As the Negroni and spritz continue to gain ground in America, can aperitivo — the Italian cocktail hour when those drinks are featured — be far behind? We can only hope.

Aperitivo is both the name for a category of drinks (a before-dinner beverage; aperitivo is the Italian word for aperitif, which we borrowed from the French) and the post-work ritual of enjoying those drinks. It’s the Italian happy hour. But as Marisa Huff explains in her new book celebrating the custom, “Aperitivo: The Cocktail Culture of Italy” (Rizzoli, $35), it’s more. Aperitivo is the time when you sit in a cafe, alfresco preferably, and catch up with friends while sipping a drink and nibbling on appetizers. It’s a scene that embodies la dolce vita (the sweet life).

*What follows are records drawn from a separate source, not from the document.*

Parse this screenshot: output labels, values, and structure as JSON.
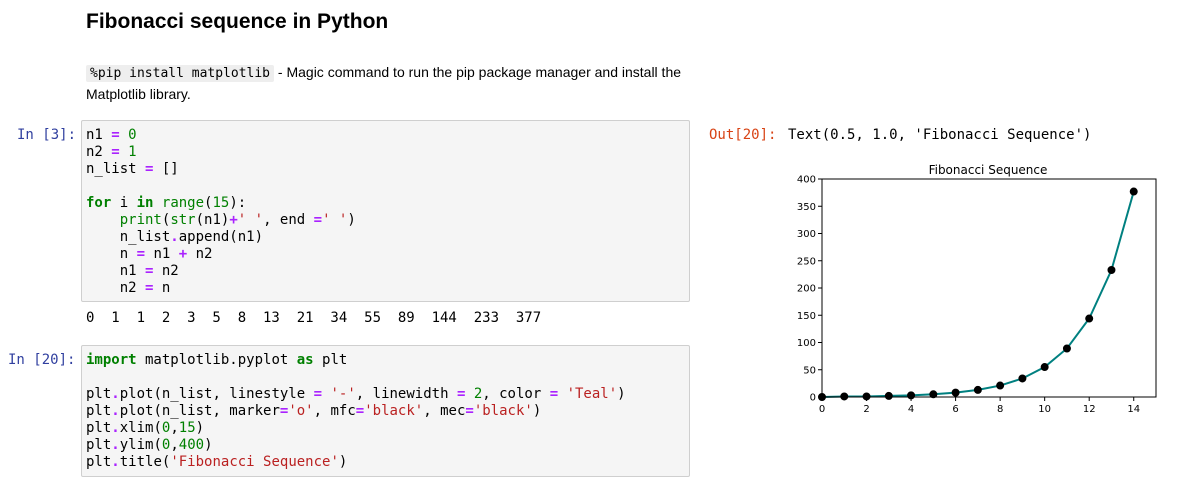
{
  "notebook": {
    "title": "Fibonacci sequence in Python",
    "markdown": {
      "code": "%pip install matplotlib",
      "text": " - Magic command to run the pip package manager and install the Matplotlib library."
    },
    "cell1": {
      "prompt": "In [3]:",
      "output": "0  1  1  2  3  5  8  13  21  34  55  89  144  233  377"
    },
    "cell2": {
      "prompt": "In [20]:"
    },
    "output": {
      "prompt": "Out[20]:",
      "text": "Text(0.5, 1.0, 'Fibonacci Sequence')"
    }
  },
  "colors": {
    "line": "#008080",
    "marker": "#000000"
  },
  "chart_data": {
    "type": "line",
    "title": "Fibonacci Sequence",
    "xlabel": "",
    "ylabel": "",
    "x": [
      0,
      1,
      2,
      3,
      4,
      5,
      6,
      7,
      8,
      9,
      10,
      11,
      12,
      13,
      14
    ],
    "series": [
      {
        "values": [
          0,
          1,
          1,
          2,
          3,
          5,
          8,
          13,
          21,
          34,
          55,
          89,
          144,
          233,
          377
        ]
      }
    ],
    "xlim": [
      0,
      15
    ],
    "ylim": [
      0,
      400
    ],
    "xticks": [
      0,
      2,
      4,
      6,
      8,
      10,
      12,
      14
    ],
    "yticks": [
      0,
      50,
      100,
      150,
      200,
      250,
      300,
      350,
      400
    ],
    "grid": false
  }
}
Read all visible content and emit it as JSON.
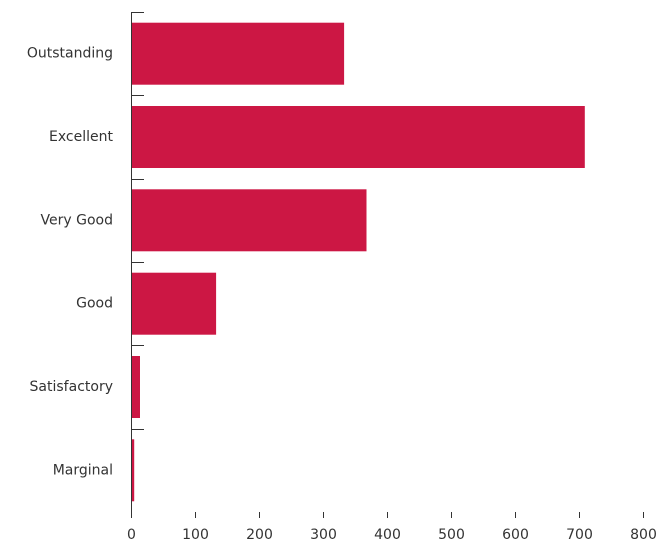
{
  "chart_data": {
    "type": "bar",
    "orientation": "horizontal",
    "categories": [
      "Outstanding",
      "Excellent",
      "Very Good",
      "Good",
      "Satisfactory",
      "Marginal"
    ],
    "values": [
      333,
      709,
      368,
      133,
      14,
      5
    ],
    "xlim": [
      0,
      800
    ],
    "x_ticks": [
      "0",
      "100",
      "200",
      "300",
      "400",
      "500",
      "600",
      "700",
      "800"
    ],
    "grid": false,
    "legend": "none",
    "bar_color": "#cc1744",
    "title": "",
    "xlabel": "",
    "ylabel": ""
  }
}
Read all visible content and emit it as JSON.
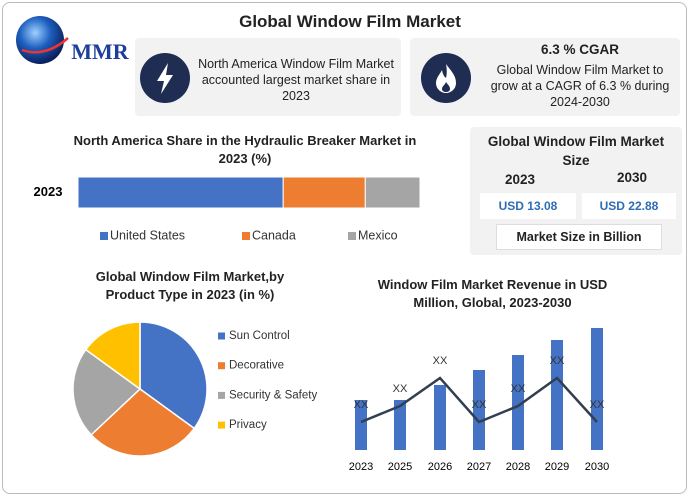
{
  "header": {
    "title": "Global Window Film Market",
    "logo": "MMR"
  },
  "cards": [
    {
      "text": "North America Window Film Market accounted largest market share in 2023"
    },
    {
      "title": "6.3 % CGAR",
      "text": "Global Window Film Market to grow at a CAGR of 6.3 % during 2024-2030"
    }
  ],
  "market_size": {
    "title": "Global Window Film Market Size",
    "years": [
      "2023",
      "2030"
    ],
    "values": [
      "USD 13.08",
      "USD 22.88"
    ],
    "unit_label": "Market Size in Billion"
  },
  "chart_data": [
    {
      "type": "hbar",
      "title": "North America Share in the Hydraulic Breaker Market in 2023 (%)",
      "categories": [
        "2023"
      ],
      "series": [
        {
          "name": "United States",
          "color": "#4472c4",
          "values": [
            60
          ]
        },
        {
          "name": "Canada",
          "color": "#ed7d31",
          "values": [
            24
          ]
        },
        {
          "name": "Mexico",
          "color": "#a5a5a5",
          "values": [
            16
          ]
        }
      ]
    },
    {
      "type": "pie",
      "title": "Global Window Film Market,by Product Type in 2023 (in %)",
      "categories": [
        "Sun Control",
        "Decorative",
        "Security & Safety",
        "Privacy"
      ],
      "values": [
        35,
        28,
        22,
        15
      ],
      "colors": [
        "#4472c4",
        "#ed7d31",
        "#a5a5a5",
        "#ffc000"
      ]
    },
    {
      "type": "combo",
      "title": "Window Film Market Revenue in USD Million, Global, 2023-2030",
      "categories": [
        "2023",
        "2025",
        "2026",
        "2027",
        "2028",
        "2029",
        "2030"
      ],
      "series": [
        {
          "type": "bar",
          "color": "#4472c4",
          "values": [
            50,
            50,
            65,
            80,
            95,
            110,
            122
          ]
        },
        {
          "type": "line",
          "color": "#333f50",
          "values": [
            28,
            44,
            72,
            28,
            44,
            72,
            28
          ],
          "value_labels": [
            "XX",
            "XX",
            "XX",
            "XX",
            "XX",
            "XX",
            "XX"
          ]
        }
      ]
    }
  ]
}
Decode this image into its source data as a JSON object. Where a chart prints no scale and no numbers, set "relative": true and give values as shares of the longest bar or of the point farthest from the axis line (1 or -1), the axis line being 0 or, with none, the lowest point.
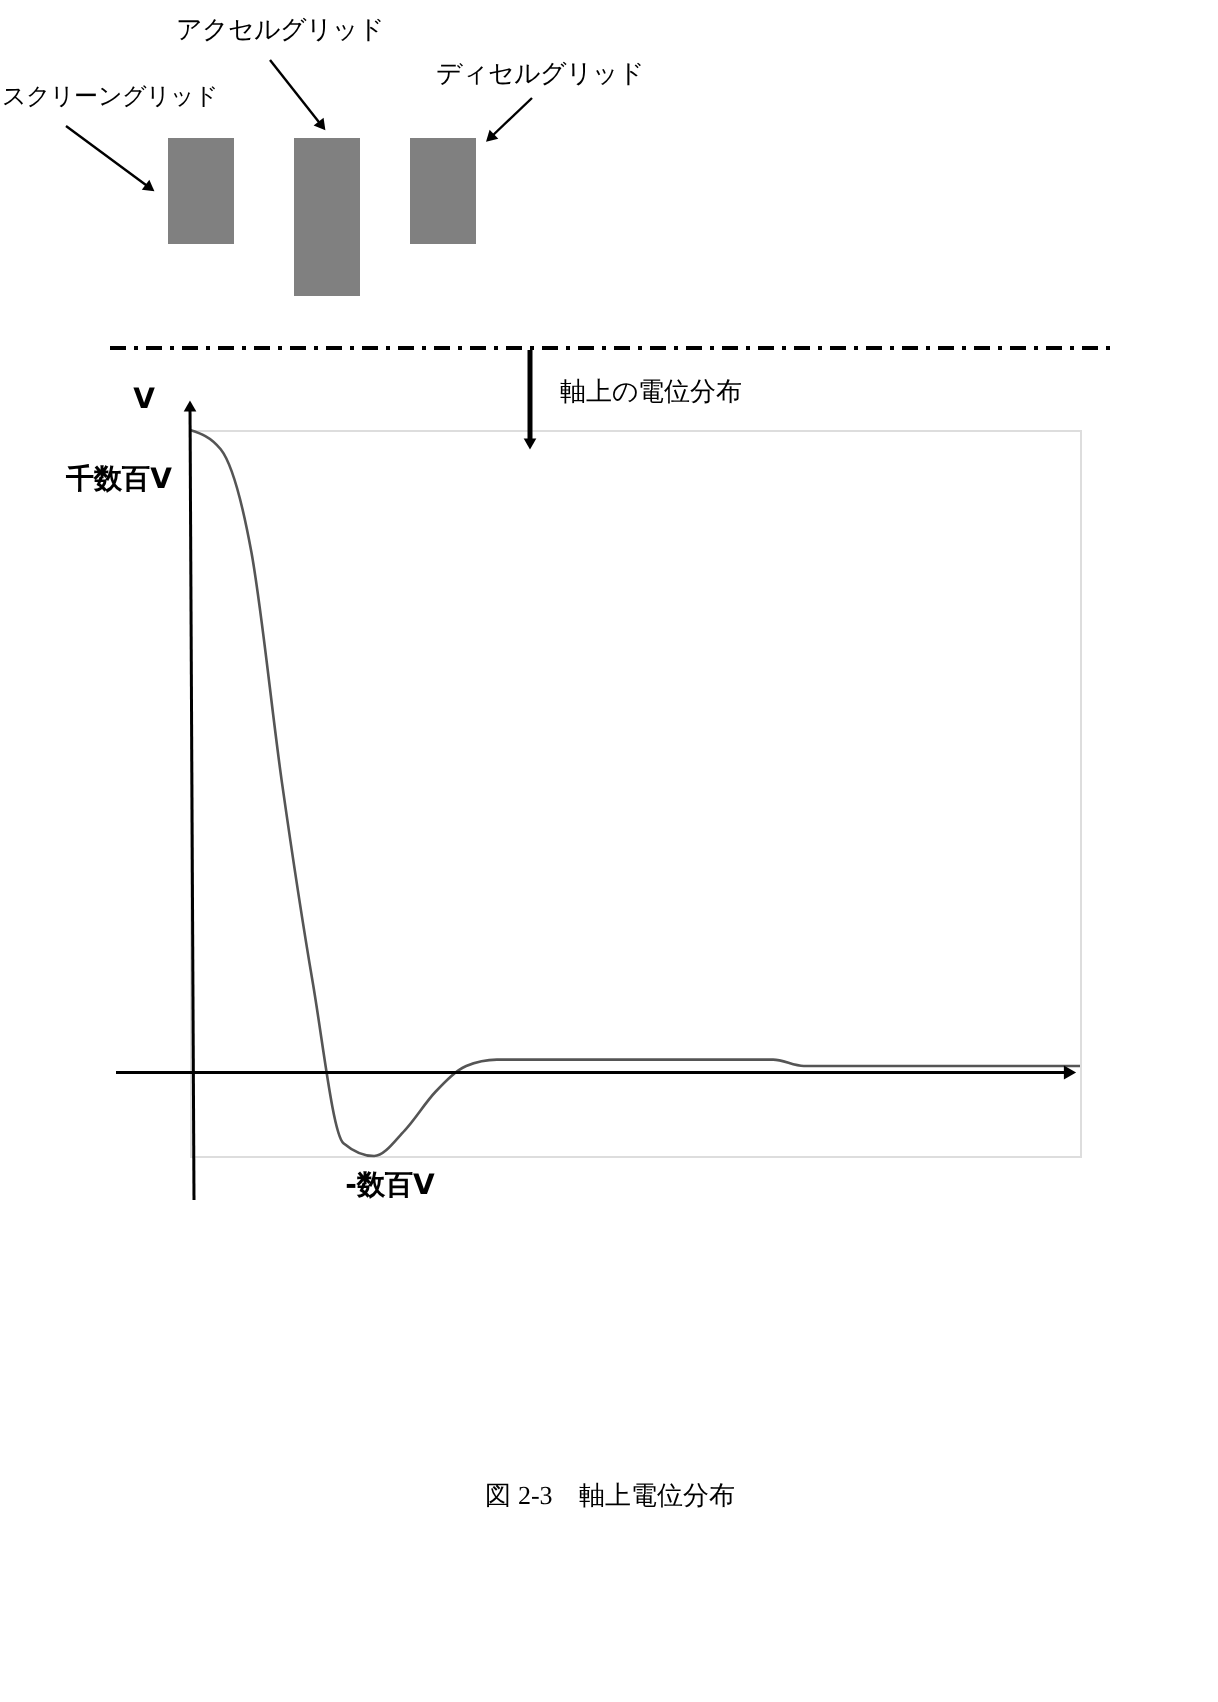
{
  "chart_data": {
    "type": "line",
    "relative": true,
    "ylabel": "V",
    "categories": [
      null,
      null,
      null,
      null,
      null,
      null,
      null,
      null,
      null,
      null,
      null,
      null,
      null,
      null,
      null,
      null,
      null,
      null,
      null,
      null,
      null,
      null,
      null,
      null,
      null,
      null,
      null,
      null,
      null,
      null
    ],
    "series": [
      {
        "color": "#555555",
        "values": [
          1.0,
          0.97,
          0.81,
          0.45,
          0.14,
          -0.11,
          -0.13,
          -0.09,
          -0.03,
          0.01,
          0.02,
          0.02,
          0.02,
          0.02,
          0.02,
          0.02,
          0.02,
          0.02,
          0.02,
          0.02,
          0.01,
          0.01,
          0.01,
          0.01,
          0.01,
          0.01,
          0.01,
          0.01,
          0.01,
          0.01
        ]
      }
    ],
    "annotations": [
      "スクリーングリッド",
      "アクセルグリッド",
      "ディセルグリッド",
      "軸上の電位分布",
      "図 2-3　軸上電位分布",
      "千数百V",
      {
        "text": "-数百V",
        "y": -0.13
      }
    ]
  }
}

Huff, an America-born food writer who now lives in Padua, a northern Italian city, offers both travelogue and cookbook as she describes the lure of aperitivo, focusing mostly on the northern Italian cities where the custom is strongest — Turin, Milan and Venice — but also hitting Florence, Rome, the Ligurian coast and her adopted hometown. She writes about the drinks and food you might expect, then tells you how to make them.

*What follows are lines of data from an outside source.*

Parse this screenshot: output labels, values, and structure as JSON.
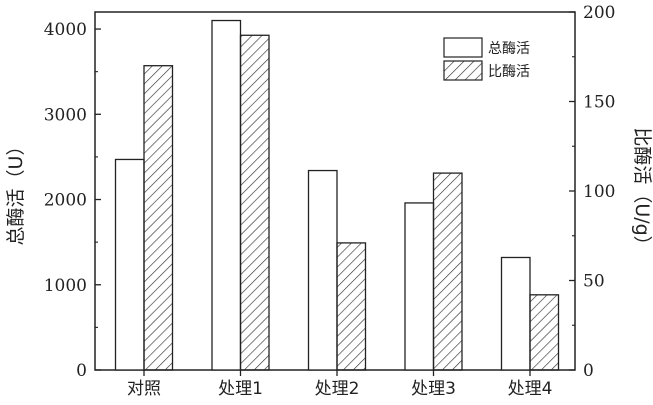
{
  "chart_data": {
    "type": "bar",
    "categories": [
      "对照",
      "处理1",
      "处理2",
      "处理3",
      "处理4"
    ],
    "series": [
      {
        "name": "总酶活",
        "axis": "left",
        "pattern": "none",
        "values": [
          2470,
          4100,
          2340,
          1960,
          1320
        ]
      },
      {
        "name": "比酶活",
        "axis": "right",
        "pattern": "hatch",
        "values": [
          170,
          187,
          71,
          110,
          42
        ]
      }
    ],
    "yleft": {
      "label": "总酶活（U）",
      "lim": [
        0,
        4200
      ],
      "ticks": [
        0,
        1000,
        2000,
        3000,
        4000
      ]
    },
    "yright": {
      "label": "比酶活（U/g）",
      "lim": [
        0,
        200
      ],
      "ticks": [
        0,
        50,
        100,
        150,
        200
      ]
    },
    "legend": {
      "position": "top-right"
    },
    "grid": false,
    "colors": {
      "bar_fill": "#ffffff",
      "stroke": "#222222",
      "hatch": "#333333"
    }
  }
}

The apperitivi range from a glass of wine or prosecco to vermouth (neat, on the rocks or with soda) to cocktails — which tend to be lighter than American mixed drinks, with exceptions like the Negroni.

The range of the food is gloriously broad, from cheese focaccia (Liguria) to myriad crostini (everywhere) to fried sardines (Venice). We’re especially geeked to see plenty of tramezzini, — an Italian sandwich, overshadowed in America by panini, built on crustless white bread and holding a simple filling, such as red pepper and anchovy or tuna and egg. (Huff includes an entire chart of tramezzini!)

And for those of us lucky enough to be headed to Italy, Huff lists her favorite aperitivo spots, city by city.

Vintage Negroni

Makes: 1 drink

From “Aperitivo” by Marisa Huff. Barolo chinato is a fortified, aromatized wine made with Barolo, the most famous wine of Italy’s Piedmont region, and flavored with quinine bark (china in Italian). Guglielmo Miriello of Dry, a bar and pizzeria in Milan, adds it to the classic Negroni formula for a drink whose slight bitter edge lingers on and on. Look for Barolo chinato in well-stocked liqueur stores.

3/4 oz. Campari

3/4 oz. sweet vermouth

3/4 oz. London dry gin

1/2 oz. Barolo chinato

1 dash mandarin or orange bitters

Orange slice

Fill a mixing glass with 3 or 4 ice cubes. Stir to chill the glass, then pour off the water. Add the Campari, vermouth, gin, Chinato and bitters to the mixing glass; stir to chill for 15 seconds. Fill a rocks glass with 3 ice cubes and strain the drink over the ice. Garnish with the orange slice.